Venezuela terminates Gold Reserve’s rights at Brisas

In the last few months Venezuelan strongman Hugo Chavez has nationalized the assets of oilfield-services providers, announced plans to take over the hot-briquetted iron industry, and taken control of a pasta plant owned by U.S. foodmaker Cargill Inc.

This week the government dissolved Gold Reserve‘s (GRZ-T, GRZ-X) rights to part of the Brisas project in southeastern Venezuela, about 30 km from the border with Guyana. Brisas has proven and probable reserves of 10.2 million oz. gold and 1.4 billion lbs. copper.

“The Venezuelan government and the state mining companies already have near control over bauxite, coal, iron and nickel and with this they have added gold to that group,” Patrick Esteruelas, a Latin American analyst at Eurasia Group in New York, said in an interview.

“The government already announced last fall that the state mining company, CVG-Minerven, would recover and mine the giant Las Cristinas gold deposit and also hinted that Brisas would be next on the list.”

Canadian gold miner Crystallex International (KRY-T, KRY-X) and Gold Reserve have concessions to develop adjoining gold deposits. Crystallex had tried to move the Las Cristinas project into production since it acquired it in 2002 but failed to get the required environmental permits.

Esteruelas argues that the government wants to take over both deposits and develop them as a giant joint-venture project with Vancouver-based Rusoro Mining (RML-V, RMLFF-O), which is owned by the Russian Agapov family.

Rusoro “has been piggy-backing on Venezuela’s desire to reach out to U.S. diplomatic and economic rivals and tighten relations with Russia,” Esteruelas wrote in a research note late last year. “Rusoro has agreed to partner with the state to develop these projects as joint ventures, with the state paying nothing for its stakes, in order to protect itself against union worker demands and better navigate Venezuela’s complex and unpredictable regulatory structure.”

In late 2007 Rusoro purchased the Choco 10 gold mine from South Africa’s Goldfields (GFI-N) and in June 2008 picked up the Venezuelan operations of U.S.-based Hecla Mining (HL-N).

Esteruelas notes that Venezuela has been working on a new mining law since 2006 that will force all existing and prospective private investors to set up new joint ventures with the state “where the government will exercise full control while the companies do all of the heavy lifting.”

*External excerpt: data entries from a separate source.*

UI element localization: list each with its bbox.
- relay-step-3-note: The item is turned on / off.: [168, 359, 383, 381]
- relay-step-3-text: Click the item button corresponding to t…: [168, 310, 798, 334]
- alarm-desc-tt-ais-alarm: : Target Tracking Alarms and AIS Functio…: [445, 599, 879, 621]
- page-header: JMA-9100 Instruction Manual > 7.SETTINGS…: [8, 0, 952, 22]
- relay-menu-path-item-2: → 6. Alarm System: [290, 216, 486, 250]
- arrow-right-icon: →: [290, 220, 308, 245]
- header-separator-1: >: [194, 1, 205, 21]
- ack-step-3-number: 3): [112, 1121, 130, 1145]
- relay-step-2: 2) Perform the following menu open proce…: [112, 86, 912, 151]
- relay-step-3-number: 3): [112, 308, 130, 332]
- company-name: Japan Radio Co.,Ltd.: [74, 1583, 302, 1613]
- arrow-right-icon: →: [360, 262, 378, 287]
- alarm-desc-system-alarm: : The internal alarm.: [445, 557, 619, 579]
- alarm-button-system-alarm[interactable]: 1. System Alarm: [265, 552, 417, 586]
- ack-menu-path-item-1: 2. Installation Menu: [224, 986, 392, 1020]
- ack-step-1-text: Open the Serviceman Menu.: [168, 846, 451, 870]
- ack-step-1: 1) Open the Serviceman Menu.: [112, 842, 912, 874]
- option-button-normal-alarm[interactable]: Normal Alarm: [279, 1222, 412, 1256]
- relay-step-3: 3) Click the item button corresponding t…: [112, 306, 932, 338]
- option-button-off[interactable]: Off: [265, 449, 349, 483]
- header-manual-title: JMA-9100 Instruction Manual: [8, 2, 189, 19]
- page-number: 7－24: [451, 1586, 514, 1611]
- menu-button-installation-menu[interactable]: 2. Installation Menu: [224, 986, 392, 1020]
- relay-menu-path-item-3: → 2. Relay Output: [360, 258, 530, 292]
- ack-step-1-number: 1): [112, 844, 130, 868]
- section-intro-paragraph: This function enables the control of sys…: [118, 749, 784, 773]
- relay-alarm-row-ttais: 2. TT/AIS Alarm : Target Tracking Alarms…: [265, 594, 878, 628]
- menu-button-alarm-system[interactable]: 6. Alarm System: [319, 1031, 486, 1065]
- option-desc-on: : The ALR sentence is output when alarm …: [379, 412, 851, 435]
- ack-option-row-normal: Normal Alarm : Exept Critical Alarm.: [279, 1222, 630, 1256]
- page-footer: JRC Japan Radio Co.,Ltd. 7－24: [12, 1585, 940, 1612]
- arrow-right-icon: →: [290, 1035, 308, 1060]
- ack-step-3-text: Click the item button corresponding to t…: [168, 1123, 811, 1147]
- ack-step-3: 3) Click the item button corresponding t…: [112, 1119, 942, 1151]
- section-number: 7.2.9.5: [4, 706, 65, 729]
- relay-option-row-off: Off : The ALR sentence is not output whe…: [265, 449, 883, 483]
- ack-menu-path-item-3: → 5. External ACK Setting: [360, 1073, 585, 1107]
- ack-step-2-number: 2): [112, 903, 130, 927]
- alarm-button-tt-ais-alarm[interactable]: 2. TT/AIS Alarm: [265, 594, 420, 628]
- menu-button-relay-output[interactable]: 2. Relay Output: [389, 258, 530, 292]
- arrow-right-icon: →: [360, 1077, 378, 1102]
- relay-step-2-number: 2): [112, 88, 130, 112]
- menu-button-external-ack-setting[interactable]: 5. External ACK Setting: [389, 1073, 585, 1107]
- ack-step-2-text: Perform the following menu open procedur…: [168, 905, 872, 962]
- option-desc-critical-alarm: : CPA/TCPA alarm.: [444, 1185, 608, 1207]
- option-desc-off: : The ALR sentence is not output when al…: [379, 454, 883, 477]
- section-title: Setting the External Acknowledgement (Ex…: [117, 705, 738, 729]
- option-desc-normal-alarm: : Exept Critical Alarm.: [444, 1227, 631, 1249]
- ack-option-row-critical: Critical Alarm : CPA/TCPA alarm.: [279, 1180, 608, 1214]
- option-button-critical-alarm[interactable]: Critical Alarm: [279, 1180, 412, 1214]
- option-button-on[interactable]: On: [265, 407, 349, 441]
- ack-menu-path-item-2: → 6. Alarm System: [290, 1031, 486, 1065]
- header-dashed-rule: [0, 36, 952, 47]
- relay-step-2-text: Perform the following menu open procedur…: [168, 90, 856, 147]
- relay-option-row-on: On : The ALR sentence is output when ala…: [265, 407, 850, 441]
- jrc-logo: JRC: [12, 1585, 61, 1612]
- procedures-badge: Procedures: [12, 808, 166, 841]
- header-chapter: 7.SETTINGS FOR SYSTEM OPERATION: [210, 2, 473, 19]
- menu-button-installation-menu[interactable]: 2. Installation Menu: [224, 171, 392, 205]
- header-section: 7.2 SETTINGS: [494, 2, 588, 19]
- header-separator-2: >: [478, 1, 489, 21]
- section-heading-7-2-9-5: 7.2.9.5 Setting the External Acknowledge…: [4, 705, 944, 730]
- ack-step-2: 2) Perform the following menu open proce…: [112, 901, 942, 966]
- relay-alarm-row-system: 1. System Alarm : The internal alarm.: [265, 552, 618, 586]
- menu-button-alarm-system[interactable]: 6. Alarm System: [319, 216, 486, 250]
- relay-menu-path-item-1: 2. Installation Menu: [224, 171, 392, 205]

The mining law was passed by the National Assembly in its first debate in June 2006, Esteruelas says, but has since “fallen off the legislative agenda” and awaits ratification by Congress. In the meantime, the government has not granted concessions and has reevaluated existing projects. The result: “Weakening private property rights have taken a toll on private mining participation, which has dwindled to next to nothing.”

Douglas Boulanger, Gold Reserve’s president, told The Northern Miner his first choice was to settle the dispute “amicably” but if that wasn’t possible he would “go through the arbitration route.”

The company expects to make a claim for in excess of US$5 billion representing the fair market value of its investment.

Boulanger added that companies are having “unbelievable problems” in Venezuela getting access to foreign currency needed to import supplies and said a new law on gold sales passed three weeks ago has made it even more difficult for gold producers. The new law allows the central bank to buy 60% of a gold company’s production in local currency. At today’s exchange rate that would be equivalent to about US$312 per oz. gold, he calculated.

“We’re not a producer but [if we were] …this law effectively would eliminate any profitability.”

Venezuela has also increased its VAT, Boulanger said, which is currently 12%. “The effect is that sellers are offering a 12%-15% discount off the international gold price,” he explained.

Before Gold Reserve acquired the Brisas property in 1992, the area had been worked on a small scale by local owners and also by illegal miners. Shallow pitting and hydraulic methods were used to mine the upper saprolite zone, and coarse gold was recovered by gravity concentration. Since then Gold Reserve has conducted a major exploration drilling program on the concession and defined a large gold-copper resource.

In Toronto, Gold Reserve shares closed down 5 apiece or 7.25% to close at 65.

The junior has a 52-week trading range of 29-$2.05 per share.

Apart from Rusoro, Anglo American (AAUK-Q, AAL-L) is one of the few foreign mining companies remaining in Venezuela. The company has a 91% interest in the Loma nickel deposit.